Pero, ¡qué pregunta! Claro que quiero estar cerca de alguien que convivió con uno de mis ídolos. Me imagino que debe de recibir visitas del mundo entero, solicitudes de entrevistas: al fin y al cabo, vivieron casi diez años juntos.
¿No será muy difícil pedir que pierda el tiempo con un simple admirador? Pero, si la traductora dice que es posible, mejor confiar: los japoneses siempre cumplen la palabra dada.
Espero con ansiedad el resto del día, montamos en un taxi y todo empieza a parecer extraño. Paramos en una calle donde nunca debe de dar el sol, pues por encima de ella pasa un viaducto. La traductora señala un bar de segunda categoría en el segundo piso de un edificio que se cae a pedazos.
Subimos las escaleras, entramos en el bar completamente vacío y allí está Hoki Miller.
Para ocultar mi sorpresa, intento exagerar mi entusiasmo por su ex marido. Ella me lleva a una sala del fondo, donde ha montado un pequeño museo: algunas fotos, dos o tres acuarelas firmadas, un libro con dedicatoria y nada más. Me cuenta que lo conoció cuando estaba preparando su doctorado en Los Ángeles y, para mantenerse, tocaba el piano en un restaurante y cantaba canciones francesas (en japonés). Miller fue a comer allí, le encantaron las canciones (había pasado una gran parte de su vida en París), salieron algunas veces y él la pidió en matrimonio.
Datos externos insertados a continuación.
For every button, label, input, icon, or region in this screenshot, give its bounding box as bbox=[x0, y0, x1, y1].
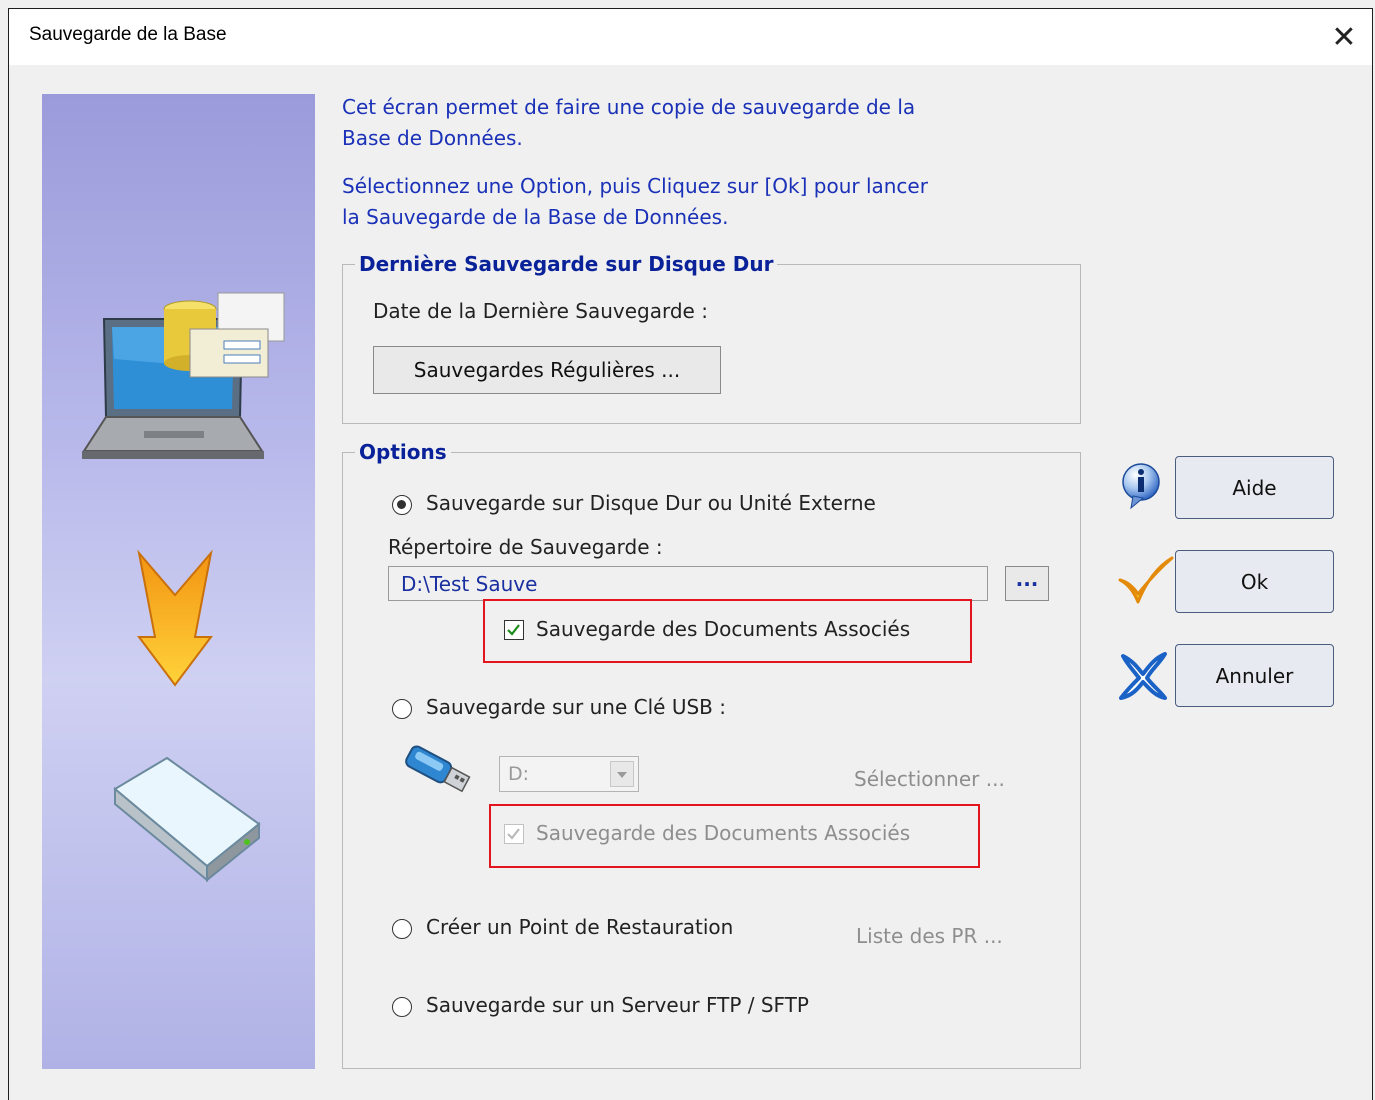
usb-docs-checkbox[interactable] bbox=[504, 824, 524, 844]
close-icon: ✕ bbox=[1331, 19, 1357, 55]
options-legend: Options bbox=[355, 440, 451, 464]
restore-point-list-link[interactable]: Liste des PR ... bbox=[856, 924, 1003, 948]
radio-usb-option[interactable] bbox=[392, 699, 412, 719]
intro-line-4: la Sauvegarde de la Base de Données. bbox=[342, 205, 729, 229]
dropdown-button[interactable] bbox=[610, 761, 634, 787]
checkmark-icon bbox=[1118, 556, 1174, 604]
restore-point-label: Créer un Point de Restauration bbox=[426, 915, 734, 939]
usb-docs-label: Sauvegarde des Documents Associés bbox=[536, 821, 911, 845]
close-button[interactable]: ✕ bbox=[1316, 9, 1372, 65]
window-title: Sauvegarde de la Base bbox=[29, 24, 227, 45]
regular-backups-button[interactable]: Sauvegardes Régulières ... bbox=[373, 346, 721, 394]
side-illustration-panel bbox=[42, 94, 315, 1069]
backup-directory-label: Répertoire de Sauvegarde : bbox=[388, 535, 663, 559]
help-button[interactable]: Aide bbox=[1175, 456, 1334, 519]
usb-select-link[interactable]: Sélectionner ... bbox=[854, 767, 1005, 791]
intro-line-2: Base de Données. bbox=[342, 126, 523, 150]
checkmark-glyph bbox=[507, 624, 520, 636]
cancel-button[interactable]: Annuler bbox=[1175, 644, 1334, 707]
radio-ftp-option[interactable] bbox=[392, 997, 412, 1017]
intro-line-1: Cet écran permet de faire une copie de s… bbox=[342, 95, 916, 119]
checkmark-glyph bbox=[507, 828, 520, 840]
cross-icon bbox=[1119, 652, 1167, 700]
down-arrow-icon bbox=[137, 549, 213, 687]
last-backup-date-label: Date de la Dernière Sauvegarde : bbox=[373, 299, 708, 323]
title-bar: Sauvegarde de la Base ✕ bbox=[9, 9, 1372, 65]
dialog-window: Sauvegarde de la Base ✕ Cet écran permet… bbox=[8, 8, 1373, 1100]
browse-directory-button[interactable]: ... bbox=[1005, 566, 1049, 601]
usb-drive-select[interactable]: D: bbox=[499, 756, 639, 792]
radio-disk-option[interactable] bbox=[392, 495, 412, 515]
radio-restore-point-option[interactable] bbox=[392, 919, 412, 939]
disk-docs-checkbox[interactable] bbox=[504, 620, 524, 640]
backup-directory-input[interactable]: D:\Test Sauve bbox=[388, 566, 988, 601]
info-icon bbox=[1122, 463, 1160, 510]
usb-drive-value: D: bbox=[508, 763, 530, 785]
last-backup-group bbox=[342, 264, 1081, 424]
intro-line-3: Sélectionnez une Option, puis Cliquez su… bbox=[342, 174, 928, 198]
usb-option-label: Sauvegarde sur une Clé USB : bbox=[426, 695, 726, 719]
ftp-option-label: Sauvegarde sur un Serveur FTP / SFTP bbox=[426, 993, 809, 1017]
ok-button[interactable]: Ok bbox=[1175, 550, 1334, 613]
disk-option-label: Sauvegarde sur Disque Dur ou Unité Exter… bbox=[426, 491, 876, 515]
chevron-down-icon bbox=[617, 772, 627, 778]
laptop-database-icon bbox=[82, 292, 285, 459]
last-backup-legend: Dernière Sauvegarde sur Disque Dur bbox=[355, 252, 778, 276]
disk-docs-label: Sauvegarde des Documents Associés bbox=[536, 617, 911, 641]
usb-key-icon bbox=[405, 745, 471, 793]
external-disk-icon bbox=[113, 756, 261, 883]
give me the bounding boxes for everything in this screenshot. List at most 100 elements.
Veo que en el bar en el que me encuentro tienen un piano... como si estuviera volviendo al pasado, al día en que los dos se conocieron. Ella me cuenta cosas deliciosas de su vida en común, de los problemas derivados de la diferencia de edad entre ellos (Miller tenía más de cincuenta años, Hoki no había cumplido los veinte), del tiempo que pasaron juntos. Explica que los herederos de otros matrimonios se quedaron con todo, incluso los derechos de autor de sus libros; pero eso no tiene importancia, lo que ella vivió está por encima de la compensación financiera.
Le pido que toque la misma música que llamó la atención de Miller, muchos años atrás. Lo hace con lágrimas en los ojos y canta Feuilles mortes (Hojas muertas).
La traductora y yo también nos sentimos conmovidos. El bar, el piano, la voz de la japonesa resonando en las paredes vacías, sin importarle la gloria de las ex mujeres, los ríos de dinero que los libros de Miller deben de producir, la fama mundial que podría disfrutar ahora.
«No valía la pena luchar por la herencia: el amor fue suficiente», dice al final, al entender lo que sentíamos. Sí, por su completa falta de amargura o rencor, comprendo que el amor fue suficiente.